Dengan langkah ini, pemerintah menghindari kebijakan yang berpotensi memicu tudingan diskriminasi. Selain itu, pemerintah menekan risiko retaliasi dagang dan tekanan diplomatik.
Mengacu pada Skema Pajak Global
Selanjutnya, pemerintah mengarahkan kebijakan pajak digital pada kerangka kerja internasional. Forum multilateral mengembangkan skema tersebut untuk membagi hak pemajakan berdasarkan lokasi pasar dan aktivitas ekonomi.
Melalui pendekatan itu, pemerintah tetap membuka peluang penerimaan pajak dari perusahaan teknologi global. Namun demikian, pemerintah harus menyelaraskan regulasi nasional dengan komitmen internasional.
Dampak terhadap Penerimaan Negara
Di sisi lain, sejumlah pengamat menilai kebijakan ini dapat mengurangi potensi penerimaan negara dari sektor digital. Karena itu, pemerintah perlu mengoptimalkan instrumen pajak lain yang masih tersedia dalam kerangka hukum internasional.
Tak hanya itu, pemerintah juga perlu memperkuat pengawasan kepatuhan pajak atas aktivitas digital di dalam negeri.

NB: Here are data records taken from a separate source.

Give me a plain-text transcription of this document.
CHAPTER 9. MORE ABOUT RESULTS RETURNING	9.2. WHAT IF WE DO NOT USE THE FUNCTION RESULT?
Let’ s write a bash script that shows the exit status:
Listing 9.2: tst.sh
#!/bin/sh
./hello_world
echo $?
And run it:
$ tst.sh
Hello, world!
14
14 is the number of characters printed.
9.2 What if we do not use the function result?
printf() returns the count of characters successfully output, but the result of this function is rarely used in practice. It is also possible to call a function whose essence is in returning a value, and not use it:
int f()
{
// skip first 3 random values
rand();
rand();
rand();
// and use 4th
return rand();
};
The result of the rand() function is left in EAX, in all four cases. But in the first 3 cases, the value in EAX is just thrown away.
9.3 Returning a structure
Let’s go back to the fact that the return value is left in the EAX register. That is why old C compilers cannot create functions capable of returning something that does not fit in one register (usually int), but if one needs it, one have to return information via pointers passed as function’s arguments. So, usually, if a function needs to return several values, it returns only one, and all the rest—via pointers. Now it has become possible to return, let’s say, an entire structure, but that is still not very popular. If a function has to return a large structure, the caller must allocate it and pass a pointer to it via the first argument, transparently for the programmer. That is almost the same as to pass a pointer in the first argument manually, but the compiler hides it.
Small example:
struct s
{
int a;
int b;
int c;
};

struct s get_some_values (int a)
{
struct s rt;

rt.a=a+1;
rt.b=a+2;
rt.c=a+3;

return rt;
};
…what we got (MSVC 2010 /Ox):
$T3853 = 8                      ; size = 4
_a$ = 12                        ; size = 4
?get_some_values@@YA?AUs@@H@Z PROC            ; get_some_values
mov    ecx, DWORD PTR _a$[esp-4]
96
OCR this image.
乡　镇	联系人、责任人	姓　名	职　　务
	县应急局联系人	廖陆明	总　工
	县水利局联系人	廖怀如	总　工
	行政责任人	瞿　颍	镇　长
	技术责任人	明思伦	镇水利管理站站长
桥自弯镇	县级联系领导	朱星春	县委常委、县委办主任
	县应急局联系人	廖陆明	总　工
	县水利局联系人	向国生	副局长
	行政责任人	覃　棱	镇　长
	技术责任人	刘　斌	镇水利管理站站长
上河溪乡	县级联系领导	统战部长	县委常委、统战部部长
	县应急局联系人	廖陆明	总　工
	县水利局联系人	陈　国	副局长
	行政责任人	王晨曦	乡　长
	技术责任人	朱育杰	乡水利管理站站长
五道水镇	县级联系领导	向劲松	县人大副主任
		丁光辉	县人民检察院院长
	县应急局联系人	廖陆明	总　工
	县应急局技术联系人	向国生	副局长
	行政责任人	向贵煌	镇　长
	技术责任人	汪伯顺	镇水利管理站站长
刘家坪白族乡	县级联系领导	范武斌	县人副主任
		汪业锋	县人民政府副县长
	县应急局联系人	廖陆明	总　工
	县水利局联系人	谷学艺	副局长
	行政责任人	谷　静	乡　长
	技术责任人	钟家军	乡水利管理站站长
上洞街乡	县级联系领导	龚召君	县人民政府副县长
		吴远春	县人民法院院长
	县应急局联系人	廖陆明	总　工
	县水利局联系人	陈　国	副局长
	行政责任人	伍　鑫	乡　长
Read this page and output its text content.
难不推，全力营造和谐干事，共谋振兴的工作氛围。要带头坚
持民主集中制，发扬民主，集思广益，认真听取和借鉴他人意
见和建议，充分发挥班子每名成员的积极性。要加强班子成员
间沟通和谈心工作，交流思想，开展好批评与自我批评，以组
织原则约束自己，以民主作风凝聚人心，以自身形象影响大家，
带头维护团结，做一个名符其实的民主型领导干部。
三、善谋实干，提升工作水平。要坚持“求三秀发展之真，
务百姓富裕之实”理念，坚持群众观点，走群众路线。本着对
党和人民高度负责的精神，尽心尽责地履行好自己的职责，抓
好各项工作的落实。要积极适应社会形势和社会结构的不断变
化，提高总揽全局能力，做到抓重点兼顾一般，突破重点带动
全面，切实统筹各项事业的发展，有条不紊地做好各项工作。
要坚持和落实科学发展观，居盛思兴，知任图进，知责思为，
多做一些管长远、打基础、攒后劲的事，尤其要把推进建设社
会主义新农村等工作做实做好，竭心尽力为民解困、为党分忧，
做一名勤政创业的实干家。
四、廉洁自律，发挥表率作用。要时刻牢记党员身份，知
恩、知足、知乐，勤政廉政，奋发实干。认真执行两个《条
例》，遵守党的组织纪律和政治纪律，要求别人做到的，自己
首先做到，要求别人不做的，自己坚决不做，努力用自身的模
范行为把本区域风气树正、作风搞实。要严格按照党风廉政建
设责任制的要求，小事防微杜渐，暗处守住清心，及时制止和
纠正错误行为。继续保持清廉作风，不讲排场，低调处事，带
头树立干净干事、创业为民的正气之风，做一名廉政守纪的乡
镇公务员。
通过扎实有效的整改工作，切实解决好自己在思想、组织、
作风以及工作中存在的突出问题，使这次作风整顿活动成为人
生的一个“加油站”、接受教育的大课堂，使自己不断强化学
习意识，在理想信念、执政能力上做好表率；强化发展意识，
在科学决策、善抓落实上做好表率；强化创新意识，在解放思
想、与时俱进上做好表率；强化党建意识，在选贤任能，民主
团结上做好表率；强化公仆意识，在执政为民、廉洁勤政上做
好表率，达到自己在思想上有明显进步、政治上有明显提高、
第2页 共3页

Upaya ini membantu pemerintah menjaga stabilitas penerimaan negara.
Respons Industri dan Pengamat
Sementara itu, pelaku industri digital menyambut positif kepastian aturan pajak lintas negara. Mereka menilai stabilitas regulasi dapat mendorong investasi dan memperluas ekspansi layanan digital.
Meski begitu, pengamat kebijakan publik tetap mengingatkan pemerintah agar menjaga kedaulatan fiskal. Mereka juga mendorong pemerintah melakukan evaluasi berkala terhadap dampak perjanjian dagang tersebut.